On tiny and famously hospitable Kasos, you’ll find tiny cone shaped dolmadakia with a lemony sauce at all festive occasions. For Easter, they have oven roast lamb filled with “paspara” – rice, liver, tomatoes, onions, and spices. The sweet cheese pies here are called “tourtes.”
On Kastelorizo, at Greece’s easternmost edge, the locals also prefer lamb stuffed with rice for their easter meal.
Easter Foods of Crete
On Crete, Greece’s largest island, lamb is roasted on the spit as in many places. And those delicious little pieces filled with sweet fresh cheese are here, too – called ‘tarteles.” But a specialty that Cretans reminisce about most is “gardoubakia”- these are little “packets” of lamb innards wrapped in lamb intestine and bathed in a tasty lemony sauce.
The Peloponnese
The ‘magiritsa’ – the Easter soup of lamb offal eaten after the resurrection service on Easter Saturday at midnight – is not always made with egg and lemon and dill and parsley. The Messinians prefer it with tomato and oregano.

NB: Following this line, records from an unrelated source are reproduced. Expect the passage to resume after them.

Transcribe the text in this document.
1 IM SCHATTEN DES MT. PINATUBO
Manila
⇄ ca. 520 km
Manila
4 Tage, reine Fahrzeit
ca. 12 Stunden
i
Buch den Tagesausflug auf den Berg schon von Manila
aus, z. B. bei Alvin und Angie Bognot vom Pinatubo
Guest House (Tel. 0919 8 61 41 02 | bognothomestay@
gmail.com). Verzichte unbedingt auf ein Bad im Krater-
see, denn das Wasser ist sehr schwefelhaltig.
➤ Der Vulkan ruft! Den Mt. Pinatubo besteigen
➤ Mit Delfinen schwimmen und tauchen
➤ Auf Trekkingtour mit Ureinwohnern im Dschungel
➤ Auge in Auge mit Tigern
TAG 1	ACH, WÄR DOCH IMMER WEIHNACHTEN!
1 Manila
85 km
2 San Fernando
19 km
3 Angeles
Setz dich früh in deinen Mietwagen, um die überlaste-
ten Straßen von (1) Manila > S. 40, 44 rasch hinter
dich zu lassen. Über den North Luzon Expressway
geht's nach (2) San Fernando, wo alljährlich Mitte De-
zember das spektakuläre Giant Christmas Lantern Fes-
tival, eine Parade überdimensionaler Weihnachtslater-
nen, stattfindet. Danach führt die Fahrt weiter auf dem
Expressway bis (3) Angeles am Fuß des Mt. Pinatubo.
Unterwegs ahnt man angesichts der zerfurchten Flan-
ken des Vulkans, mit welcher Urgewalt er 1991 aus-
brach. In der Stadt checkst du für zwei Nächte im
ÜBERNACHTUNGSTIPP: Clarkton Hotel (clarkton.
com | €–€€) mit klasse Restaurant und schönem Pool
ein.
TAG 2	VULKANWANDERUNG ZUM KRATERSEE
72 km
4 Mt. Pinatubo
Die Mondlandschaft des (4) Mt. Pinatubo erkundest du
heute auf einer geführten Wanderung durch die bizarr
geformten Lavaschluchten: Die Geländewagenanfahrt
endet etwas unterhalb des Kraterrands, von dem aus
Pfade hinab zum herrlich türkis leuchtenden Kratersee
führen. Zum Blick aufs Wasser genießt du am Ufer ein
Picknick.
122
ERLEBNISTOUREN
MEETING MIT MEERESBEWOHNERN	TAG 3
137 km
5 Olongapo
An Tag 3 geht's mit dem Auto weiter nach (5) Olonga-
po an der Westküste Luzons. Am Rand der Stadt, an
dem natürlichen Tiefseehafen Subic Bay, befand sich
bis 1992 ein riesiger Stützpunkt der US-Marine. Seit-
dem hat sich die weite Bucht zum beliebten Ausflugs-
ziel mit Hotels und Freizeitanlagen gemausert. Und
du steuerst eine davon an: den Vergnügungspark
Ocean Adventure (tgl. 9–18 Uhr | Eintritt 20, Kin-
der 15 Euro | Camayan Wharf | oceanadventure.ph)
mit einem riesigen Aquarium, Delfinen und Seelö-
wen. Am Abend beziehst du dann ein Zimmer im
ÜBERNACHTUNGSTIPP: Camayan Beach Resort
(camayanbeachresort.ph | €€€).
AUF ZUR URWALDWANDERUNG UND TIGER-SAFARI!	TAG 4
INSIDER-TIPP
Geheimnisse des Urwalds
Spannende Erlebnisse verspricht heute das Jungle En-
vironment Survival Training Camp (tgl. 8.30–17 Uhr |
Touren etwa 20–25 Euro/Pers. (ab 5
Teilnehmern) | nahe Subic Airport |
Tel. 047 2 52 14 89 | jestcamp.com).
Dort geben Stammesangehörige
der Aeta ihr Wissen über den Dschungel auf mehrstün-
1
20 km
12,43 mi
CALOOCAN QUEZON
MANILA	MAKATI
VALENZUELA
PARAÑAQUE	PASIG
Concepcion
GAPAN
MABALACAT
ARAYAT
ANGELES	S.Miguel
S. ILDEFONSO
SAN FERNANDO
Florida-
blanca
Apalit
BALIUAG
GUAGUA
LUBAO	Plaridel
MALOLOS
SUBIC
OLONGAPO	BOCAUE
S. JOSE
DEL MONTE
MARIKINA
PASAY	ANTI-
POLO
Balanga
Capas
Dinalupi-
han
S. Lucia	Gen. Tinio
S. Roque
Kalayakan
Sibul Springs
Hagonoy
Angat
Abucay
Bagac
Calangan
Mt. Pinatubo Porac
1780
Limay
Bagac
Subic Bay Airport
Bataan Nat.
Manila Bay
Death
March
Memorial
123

Lamb is the focus of the Easter meal in the Peloponnese also, but with many delicious regional variations. “Kleftiko” is lamb sealed into a packet of baking paper together with cheese and herbs. Originally, kleftiko was roasted in a completely covered pit.
In the South of the Peloponnese, some prefer their lamb cooked in a casserole with tomato called “kapamas”. Elsewhere throughout the Peloponnese the lamb stew of choice is “fricassee” – with greens and lemon, is the preferred preparation.
In Mani, the lamb has a particularly fragrant preparation, roast with wild fennel and artichokes.
Mainland Greece
Throughout Mainland Greece, the Easter meal usually centers around a whole lamb slowly roasted over the coals. People begin the preparations very early – even as the sun is rising – for you cannot rush the process of roasting the lamb to a glistening rich brown.
This custom has a special turn in Arachova, a beautiful mountain town by Delphi. Here, the lamb for Easter is cooked over the spit but in a very special way, over a large pit. The fire is from cut vines, and tending it so the vines don’t turn at once to ash is the job for the experienced. Their expertise does not go to waste – as many as ten lambs or more are roasted over the fragrant coals at the same time.
The process takes hours of course. But no one is in a hurry! The time passes very pleasantly with meze and wine shared amongst the community and any passersby.
Easter in Greece
Wherever you are, you will find many meaningful customs, expressed through food, on this special holiday. Have you ever been to Greece for Easter?